User Reviews: There are two threads running throughout the oeuvre of Ukrainian-born American experimental film-maker Maya Deren: the first, and the one which she executed most effectively in her first film "Meshes in the Afternoon" (1943), is the exploration of women’s identity; and the second, which dominated her later films beginning with "A study in choreography for camera" (1945), is dance. Or, maybe it would be more accurate to say that the second common thread in her movies is movement – and often, but not exclusively (as the reverse rolling waves from the beginning of her second film "At Land" (1944) will attest) the form which expresses this movement is dance. However, the concept of "Meditation on violence" is that, in giving the whole of the 12 minutes of the film to a martial artist demonstrating his moves – at first inside and bare-hand, and then outside with a sword – Deren is able to conflate the potential violence inherent in the form with the elegance of a dancer. Then, two-thirds of the way through the film she plays the film in reverse but the moves of the martial artist up to that point are so fluid and natural and its possible to overlook this were it not for a couple of gestures and, as a result, effectively using the human body to show the beauty of perpetual fluid motion.

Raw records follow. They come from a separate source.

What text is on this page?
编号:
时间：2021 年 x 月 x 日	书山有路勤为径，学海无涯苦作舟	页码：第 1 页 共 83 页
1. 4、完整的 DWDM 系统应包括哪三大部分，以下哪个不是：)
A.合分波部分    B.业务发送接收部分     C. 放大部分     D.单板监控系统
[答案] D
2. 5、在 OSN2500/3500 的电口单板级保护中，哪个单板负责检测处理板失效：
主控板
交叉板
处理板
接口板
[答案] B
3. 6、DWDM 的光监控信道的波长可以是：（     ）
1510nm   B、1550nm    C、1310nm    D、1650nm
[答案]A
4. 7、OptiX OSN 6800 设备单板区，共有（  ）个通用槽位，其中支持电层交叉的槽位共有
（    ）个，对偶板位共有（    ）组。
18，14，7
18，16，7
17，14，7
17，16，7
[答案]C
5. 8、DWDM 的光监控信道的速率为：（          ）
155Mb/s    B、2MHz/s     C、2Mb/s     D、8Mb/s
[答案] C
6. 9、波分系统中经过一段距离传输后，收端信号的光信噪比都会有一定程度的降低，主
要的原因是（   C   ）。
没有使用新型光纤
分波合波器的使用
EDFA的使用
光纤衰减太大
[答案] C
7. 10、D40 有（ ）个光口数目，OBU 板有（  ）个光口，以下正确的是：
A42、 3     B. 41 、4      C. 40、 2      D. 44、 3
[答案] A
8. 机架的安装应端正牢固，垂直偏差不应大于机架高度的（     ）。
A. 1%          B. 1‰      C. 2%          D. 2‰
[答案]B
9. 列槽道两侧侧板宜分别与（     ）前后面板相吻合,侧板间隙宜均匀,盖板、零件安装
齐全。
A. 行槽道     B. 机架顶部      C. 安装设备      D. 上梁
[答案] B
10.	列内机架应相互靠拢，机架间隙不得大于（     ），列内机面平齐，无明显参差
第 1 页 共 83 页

However, all this being said, I didn’t enjoy this movie and despite its relative brevity I found myself bored after a couple of minutes. I felt this as, not being a dancer, I don’t have the same fascination with the human body that Deren herself obviously had. What’s more, while Kung Fu hadn’t entered the pop-culture lexicon back in 1948, in the decades post-Bruce Lee and from the grandiose movies of Zhang Yimou, the balletic quality of martial arts is not such an exotic concept. Kudos for Deren for probably being the first to do so, but I was bored nonetheless. Saying this, I don’t wish to sound like a complete philistine as, indeed, it was through watching Deren’s own "A study in choreography for camera" that I learned to appreciate, albeit superficially, the beauty of the human form in motion. However, "A study " is only 2 minutes long compared to the 12 of "Meditation ". Furthermore, while dance would also go on to dominate "The Very Eye of Night" (1958), in this latter film Deren employs her hallmark creative editing techniques to give the appearance of a dream or hallucination whereas in "Meditation " I suspect she wished to simply use the human body as the subject and show the elegance of movement it’s capable of unadorned with cinematic artifice. Admirable, and not without merit, but "Mediation on violence" stands as Deren’s least satisfying film for me.